In the remaining districts, the agitation will be replaced by three-hour dharnas at one road till October 25, when the Bhog ceremony will be held for the two victims of police firing.
The Sikh bodies have, however, handed the Punjab government an ultimatum to nab those responsible for the sacrilege of the Guru Granth Sahib at various places in the state, before October 25.
Sikh preachers, Panthpreet Singh and Ranjit Singh Dhadrianwale, and former Akal Takht jathedar Giani Kewal Singh made the announcement at Bathinda on Saturday evening. They are the key faces behind the protests.
Panthpreet Singh said the dharnas will now be held between 10 am and 1 pm and the venue will be picked by local heads of the Sikh organisations.
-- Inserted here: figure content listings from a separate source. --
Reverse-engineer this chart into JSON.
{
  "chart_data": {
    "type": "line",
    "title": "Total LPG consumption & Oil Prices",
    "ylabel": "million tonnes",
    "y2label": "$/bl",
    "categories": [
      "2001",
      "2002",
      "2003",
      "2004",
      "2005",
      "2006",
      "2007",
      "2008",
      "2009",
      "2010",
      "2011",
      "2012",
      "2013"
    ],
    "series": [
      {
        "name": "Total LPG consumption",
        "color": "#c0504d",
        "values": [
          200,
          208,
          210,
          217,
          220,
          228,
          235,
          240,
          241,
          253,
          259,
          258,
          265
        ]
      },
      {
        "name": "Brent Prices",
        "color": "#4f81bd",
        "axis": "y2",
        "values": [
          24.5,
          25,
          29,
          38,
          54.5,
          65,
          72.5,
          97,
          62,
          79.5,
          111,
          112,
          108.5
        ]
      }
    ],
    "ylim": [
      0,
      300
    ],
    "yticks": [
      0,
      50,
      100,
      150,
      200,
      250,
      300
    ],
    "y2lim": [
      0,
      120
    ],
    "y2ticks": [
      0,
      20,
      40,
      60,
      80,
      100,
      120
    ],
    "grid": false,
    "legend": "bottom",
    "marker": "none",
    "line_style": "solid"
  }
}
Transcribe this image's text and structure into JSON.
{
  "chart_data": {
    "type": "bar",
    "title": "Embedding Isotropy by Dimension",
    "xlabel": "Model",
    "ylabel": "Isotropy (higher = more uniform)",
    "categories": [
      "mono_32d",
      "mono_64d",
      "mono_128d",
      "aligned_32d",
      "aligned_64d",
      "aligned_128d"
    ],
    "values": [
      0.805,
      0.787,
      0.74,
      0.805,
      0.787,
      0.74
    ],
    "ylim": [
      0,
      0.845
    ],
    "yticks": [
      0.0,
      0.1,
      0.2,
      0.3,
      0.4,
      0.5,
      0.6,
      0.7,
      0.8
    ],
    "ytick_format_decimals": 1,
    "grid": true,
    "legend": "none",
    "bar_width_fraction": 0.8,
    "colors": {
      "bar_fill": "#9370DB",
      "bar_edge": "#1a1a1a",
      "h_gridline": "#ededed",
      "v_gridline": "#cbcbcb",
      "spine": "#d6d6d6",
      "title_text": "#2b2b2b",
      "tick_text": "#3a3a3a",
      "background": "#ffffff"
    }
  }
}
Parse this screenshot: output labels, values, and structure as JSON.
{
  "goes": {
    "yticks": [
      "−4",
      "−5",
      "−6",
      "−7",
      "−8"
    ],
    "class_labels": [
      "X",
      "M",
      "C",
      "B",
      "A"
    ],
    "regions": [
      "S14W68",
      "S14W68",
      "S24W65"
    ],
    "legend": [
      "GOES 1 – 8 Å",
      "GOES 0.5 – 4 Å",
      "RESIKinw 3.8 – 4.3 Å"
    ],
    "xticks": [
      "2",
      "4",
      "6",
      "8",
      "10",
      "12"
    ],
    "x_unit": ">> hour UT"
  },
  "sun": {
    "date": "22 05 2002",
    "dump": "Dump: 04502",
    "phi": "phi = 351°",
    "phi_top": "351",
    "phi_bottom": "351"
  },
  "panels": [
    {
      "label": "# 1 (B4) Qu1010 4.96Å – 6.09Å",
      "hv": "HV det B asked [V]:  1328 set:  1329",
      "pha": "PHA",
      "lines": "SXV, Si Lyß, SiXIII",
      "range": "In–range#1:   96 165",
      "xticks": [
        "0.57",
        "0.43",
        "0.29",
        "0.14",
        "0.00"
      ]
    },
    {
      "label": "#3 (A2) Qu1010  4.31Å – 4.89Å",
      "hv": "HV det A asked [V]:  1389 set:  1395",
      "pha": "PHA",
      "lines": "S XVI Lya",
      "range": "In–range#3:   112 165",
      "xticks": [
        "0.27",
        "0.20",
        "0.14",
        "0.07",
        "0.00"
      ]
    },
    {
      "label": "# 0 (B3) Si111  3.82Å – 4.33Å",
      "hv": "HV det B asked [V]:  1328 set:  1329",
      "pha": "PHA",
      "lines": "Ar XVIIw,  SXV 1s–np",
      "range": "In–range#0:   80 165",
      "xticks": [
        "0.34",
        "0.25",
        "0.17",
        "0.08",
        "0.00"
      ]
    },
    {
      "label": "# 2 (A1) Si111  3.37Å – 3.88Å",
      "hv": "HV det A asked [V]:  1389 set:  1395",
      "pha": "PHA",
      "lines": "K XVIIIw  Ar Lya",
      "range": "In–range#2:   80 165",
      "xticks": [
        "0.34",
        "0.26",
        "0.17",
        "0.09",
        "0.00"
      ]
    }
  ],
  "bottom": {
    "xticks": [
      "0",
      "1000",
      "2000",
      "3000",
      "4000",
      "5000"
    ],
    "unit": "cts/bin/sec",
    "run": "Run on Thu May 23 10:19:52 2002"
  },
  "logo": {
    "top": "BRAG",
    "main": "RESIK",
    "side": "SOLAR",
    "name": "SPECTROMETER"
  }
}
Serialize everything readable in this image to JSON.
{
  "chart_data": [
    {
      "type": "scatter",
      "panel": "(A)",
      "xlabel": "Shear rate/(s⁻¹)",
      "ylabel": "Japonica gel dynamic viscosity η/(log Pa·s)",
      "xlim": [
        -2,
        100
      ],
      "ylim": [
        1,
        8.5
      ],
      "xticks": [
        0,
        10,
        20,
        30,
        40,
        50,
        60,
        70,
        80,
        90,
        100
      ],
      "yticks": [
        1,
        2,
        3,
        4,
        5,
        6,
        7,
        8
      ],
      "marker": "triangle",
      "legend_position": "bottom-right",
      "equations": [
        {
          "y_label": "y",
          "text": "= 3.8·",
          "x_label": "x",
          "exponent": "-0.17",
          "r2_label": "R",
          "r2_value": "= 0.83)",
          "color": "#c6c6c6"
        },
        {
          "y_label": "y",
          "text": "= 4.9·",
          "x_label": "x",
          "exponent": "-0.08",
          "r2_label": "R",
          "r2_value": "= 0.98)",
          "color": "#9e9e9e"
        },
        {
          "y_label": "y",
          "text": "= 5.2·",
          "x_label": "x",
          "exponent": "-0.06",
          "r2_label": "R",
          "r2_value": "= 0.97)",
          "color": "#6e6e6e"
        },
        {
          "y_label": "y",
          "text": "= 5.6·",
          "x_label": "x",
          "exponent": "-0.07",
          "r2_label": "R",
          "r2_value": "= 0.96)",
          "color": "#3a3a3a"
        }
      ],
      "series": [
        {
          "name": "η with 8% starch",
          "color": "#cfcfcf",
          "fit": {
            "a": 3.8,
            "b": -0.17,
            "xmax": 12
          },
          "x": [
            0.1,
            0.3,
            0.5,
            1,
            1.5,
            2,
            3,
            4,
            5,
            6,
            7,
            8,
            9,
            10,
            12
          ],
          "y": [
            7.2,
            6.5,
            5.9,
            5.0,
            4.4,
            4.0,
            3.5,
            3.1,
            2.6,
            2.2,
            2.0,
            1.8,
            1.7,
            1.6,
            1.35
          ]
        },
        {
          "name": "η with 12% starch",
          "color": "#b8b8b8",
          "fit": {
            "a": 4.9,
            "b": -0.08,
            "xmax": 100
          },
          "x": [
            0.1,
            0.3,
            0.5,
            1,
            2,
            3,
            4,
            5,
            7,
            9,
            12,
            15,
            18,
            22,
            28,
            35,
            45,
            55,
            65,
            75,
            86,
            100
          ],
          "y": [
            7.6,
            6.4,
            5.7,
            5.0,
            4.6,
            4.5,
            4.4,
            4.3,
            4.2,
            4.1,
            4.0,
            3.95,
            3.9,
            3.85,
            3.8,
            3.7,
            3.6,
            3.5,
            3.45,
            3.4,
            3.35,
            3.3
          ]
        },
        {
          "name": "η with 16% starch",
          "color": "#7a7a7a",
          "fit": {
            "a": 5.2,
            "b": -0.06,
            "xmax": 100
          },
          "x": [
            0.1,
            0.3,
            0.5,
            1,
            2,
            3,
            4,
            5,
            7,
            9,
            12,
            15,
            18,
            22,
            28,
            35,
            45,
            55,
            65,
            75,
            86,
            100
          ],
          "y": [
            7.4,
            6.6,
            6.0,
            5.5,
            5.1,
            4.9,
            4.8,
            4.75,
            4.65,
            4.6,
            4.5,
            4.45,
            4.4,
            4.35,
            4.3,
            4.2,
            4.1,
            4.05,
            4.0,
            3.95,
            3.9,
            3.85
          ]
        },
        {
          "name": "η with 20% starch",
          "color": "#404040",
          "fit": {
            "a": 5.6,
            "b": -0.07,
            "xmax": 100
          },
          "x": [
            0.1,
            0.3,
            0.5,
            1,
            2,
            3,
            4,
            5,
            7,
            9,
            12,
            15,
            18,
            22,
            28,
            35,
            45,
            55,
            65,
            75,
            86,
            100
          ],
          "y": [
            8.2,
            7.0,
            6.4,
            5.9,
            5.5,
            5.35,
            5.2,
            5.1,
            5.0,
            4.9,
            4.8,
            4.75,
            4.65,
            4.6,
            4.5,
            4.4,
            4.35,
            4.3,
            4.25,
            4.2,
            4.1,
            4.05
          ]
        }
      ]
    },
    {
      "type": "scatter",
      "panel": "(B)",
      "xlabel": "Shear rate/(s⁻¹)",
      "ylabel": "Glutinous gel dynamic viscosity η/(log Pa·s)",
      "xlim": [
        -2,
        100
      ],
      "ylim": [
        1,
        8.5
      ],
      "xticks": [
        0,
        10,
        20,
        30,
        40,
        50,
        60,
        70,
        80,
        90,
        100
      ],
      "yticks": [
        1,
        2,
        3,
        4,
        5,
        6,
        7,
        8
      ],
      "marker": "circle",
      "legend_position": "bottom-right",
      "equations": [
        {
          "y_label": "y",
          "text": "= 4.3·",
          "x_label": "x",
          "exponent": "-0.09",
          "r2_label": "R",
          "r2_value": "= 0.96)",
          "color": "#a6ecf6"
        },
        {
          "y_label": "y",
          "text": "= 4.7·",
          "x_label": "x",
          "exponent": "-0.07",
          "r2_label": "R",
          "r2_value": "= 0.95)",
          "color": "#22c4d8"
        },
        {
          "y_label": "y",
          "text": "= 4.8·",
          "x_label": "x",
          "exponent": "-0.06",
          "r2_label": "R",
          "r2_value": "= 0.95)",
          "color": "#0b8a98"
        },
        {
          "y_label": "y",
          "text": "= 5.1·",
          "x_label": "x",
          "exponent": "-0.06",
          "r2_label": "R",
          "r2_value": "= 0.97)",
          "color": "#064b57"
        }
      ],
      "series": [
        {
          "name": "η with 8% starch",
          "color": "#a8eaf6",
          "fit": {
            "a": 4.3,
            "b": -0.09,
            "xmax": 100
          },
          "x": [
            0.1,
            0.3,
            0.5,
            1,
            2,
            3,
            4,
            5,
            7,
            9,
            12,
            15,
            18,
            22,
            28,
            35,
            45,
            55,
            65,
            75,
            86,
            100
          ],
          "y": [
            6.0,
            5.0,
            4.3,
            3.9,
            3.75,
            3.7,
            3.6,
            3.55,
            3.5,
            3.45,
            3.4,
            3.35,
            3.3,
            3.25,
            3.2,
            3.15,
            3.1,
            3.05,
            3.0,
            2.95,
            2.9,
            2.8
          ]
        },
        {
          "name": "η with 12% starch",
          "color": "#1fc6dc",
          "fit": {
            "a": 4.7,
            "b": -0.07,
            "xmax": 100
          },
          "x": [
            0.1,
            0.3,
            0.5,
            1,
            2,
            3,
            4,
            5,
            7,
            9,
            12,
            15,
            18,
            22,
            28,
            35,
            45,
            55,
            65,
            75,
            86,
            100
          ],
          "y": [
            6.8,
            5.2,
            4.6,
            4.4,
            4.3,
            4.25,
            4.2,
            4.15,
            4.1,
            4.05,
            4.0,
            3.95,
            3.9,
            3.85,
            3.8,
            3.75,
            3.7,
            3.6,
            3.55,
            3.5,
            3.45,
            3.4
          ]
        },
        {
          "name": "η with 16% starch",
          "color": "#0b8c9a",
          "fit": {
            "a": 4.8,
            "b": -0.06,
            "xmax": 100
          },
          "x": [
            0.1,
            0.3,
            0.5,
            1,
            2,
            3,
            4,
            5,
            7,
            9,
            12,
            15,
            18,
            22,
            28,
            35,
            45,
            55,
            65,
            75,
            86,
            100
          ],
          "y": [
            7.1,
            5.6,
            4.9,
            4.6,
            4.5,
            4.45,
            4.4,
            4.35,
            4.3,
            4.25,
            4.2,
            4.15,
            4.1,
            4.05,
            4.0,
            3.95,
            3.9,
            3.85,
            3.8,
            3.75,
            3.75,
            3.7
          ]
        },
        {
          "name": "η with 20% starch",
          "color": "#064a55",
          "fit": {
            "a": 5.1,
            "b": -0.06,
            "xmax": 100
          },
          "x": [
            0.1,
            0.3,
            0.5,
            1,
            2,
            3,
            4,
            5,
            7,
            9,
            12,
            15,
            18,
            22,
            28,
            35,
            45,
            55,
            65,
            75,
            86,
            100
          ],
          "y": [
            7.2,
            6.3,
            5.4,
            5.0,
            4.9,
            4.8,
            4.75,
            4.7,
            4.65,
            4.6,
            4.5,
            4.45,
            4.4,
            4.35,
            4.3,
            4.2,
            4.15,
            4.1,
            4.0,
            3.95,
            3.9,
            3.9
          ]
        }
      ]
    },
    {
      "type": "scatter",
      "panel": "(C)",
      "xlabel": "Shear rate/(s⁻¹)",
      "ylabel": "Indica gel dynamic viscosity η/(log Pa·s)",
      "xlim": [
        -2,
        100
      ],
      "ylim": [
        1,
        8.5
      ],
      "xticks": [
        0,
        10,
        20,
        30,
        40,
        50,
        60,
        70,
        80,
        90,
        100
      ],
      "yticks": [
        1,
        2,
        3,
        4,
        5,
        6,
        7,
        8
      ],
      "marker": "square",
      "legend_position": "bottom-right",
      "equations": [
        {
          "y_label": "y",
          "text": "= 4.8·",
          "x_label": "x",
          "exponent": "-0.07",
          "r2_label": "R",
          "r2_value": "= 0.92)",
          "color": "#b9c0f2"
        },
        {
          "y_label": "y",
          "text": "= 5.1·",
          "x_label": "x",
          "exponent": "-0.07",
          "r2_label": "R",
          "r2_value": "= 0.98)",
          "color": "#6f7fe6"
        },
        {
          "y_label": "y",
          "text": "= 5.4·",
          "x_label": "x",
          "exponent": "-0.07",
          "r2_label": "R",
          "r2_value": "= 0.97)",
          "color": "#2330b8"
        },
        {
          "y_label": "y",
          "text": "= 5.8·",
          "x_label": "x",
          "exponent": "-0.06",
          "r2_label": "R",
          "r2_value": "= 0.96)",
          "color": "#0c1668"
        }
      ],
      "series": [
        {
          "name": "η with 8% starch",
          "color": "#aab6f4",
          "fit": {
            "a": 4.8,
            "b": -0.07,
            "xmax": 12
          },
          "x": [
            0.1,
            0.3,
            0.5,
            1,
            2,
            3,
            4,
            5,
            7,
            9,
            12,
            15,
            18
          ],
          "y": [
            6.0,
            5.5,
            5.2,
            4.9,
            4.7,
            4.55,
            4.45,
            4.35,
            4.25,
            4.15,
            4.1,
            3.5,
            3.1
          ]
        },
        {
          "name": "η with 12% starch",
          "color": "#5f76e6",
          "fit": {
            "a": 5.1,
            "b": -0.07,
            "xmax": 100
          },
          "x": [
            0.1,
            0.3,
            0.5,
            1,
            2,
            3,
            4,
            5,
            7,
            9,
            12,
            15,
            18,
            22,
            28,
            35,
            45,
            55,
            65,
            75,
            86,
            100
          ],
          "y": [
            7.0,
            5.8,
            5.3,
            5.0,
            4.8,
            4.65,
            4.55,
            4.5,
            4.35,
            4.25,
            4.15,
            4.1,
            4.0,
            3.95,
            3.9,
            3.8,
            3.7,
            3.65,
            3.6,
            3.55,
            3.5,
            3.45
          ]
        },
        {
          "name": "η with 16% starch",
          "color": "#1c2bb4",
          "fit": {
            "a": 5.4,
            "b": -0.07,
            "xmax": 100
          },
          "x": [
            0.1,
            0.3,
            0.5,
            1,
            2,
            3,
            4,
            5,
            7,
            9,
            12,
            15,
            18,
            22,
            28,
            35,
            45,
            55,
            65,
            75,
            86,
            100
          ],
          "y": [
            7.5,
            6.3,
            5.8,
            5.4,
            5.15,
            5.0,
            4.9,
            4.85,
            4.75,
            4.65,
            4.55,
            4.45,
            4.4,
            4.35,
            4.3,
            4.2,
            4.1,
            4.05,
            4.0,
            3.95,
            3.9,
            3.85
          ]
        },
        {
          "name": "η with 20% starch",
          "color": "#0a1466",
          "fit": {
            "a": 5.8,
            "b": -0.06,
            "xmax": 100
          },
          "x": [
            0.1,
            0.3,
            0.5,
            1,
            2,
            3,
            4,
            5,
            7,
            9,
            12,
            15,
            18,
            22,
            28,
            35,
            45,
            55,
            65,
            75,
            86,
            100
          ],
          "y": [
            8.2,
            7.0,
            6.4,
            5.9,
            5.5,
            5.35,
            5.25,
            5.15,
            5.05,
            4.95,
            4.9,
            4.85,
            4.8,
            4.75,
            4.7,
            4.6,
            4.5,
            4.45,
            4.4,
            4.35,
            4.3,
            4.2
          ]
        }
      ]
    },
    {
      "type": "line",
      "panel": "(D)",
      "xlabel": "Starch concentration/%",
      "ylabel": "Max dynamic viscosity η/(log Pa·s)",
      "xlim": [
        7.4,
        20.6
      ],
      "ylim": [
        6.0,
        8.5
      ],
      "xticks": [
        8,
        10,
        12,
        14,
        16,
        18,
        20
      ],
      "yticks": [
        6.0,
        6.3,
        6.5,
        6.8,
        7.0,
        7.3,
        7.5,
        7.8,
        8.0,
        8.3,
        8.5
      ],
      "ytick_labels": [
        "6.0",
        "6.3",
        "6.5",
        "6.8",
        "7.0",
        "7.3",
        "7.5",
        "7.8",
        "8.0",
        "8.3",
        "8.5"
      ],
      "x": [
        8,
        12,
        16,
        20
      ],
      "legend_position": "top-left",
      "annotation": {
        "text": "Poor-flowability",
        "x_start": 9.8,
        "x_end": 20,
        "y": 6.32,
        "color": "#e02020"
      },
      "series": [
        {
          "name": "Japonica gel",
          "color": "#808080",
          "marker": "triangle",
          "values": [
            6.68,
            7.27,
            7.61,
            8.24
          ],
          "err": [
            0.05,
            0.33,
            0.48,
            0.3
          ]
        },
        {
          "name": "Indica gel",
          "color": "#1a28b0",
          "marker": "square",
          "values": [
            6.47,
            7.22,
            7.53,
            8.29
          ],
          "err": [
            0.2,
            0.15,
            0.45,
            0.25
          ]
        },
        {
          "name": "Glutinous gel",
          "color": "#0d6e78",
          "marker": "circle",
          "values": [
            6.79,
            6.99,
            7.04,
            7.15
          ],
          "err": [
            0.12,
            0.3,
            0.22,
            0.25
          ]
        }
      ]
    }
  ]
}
He added that the decision to lift the indefinite dharnas was taken in ‘larger public interest’.
“Messages have been floated to supporters across the state to clear the roads which they will do once it reaches them,” Panthpreet said.
SGPC calls for ‘vigilante’ squads
The SGPC, meanwhile, is planning to set up vigilante squads for gurdwaras in the villages with the help of panchayats to prevent incidents of desecration of the holy text. “We are mulling having vigilante squads with the help of villagers and gurdwara committee members. SGPC would offer financial assistance required for such a task force,” said SGPC president Avtar Singh Makkar. SGPC, meanwhile, has directed its members to direct local gurdwara committees for round-the-clock vigil in gurdwaras.
The proposal found an an echo in the Malwa districts, where the district administrations have ordered panchayats to step up security at religious places by forming vigilante teams comprising local youth.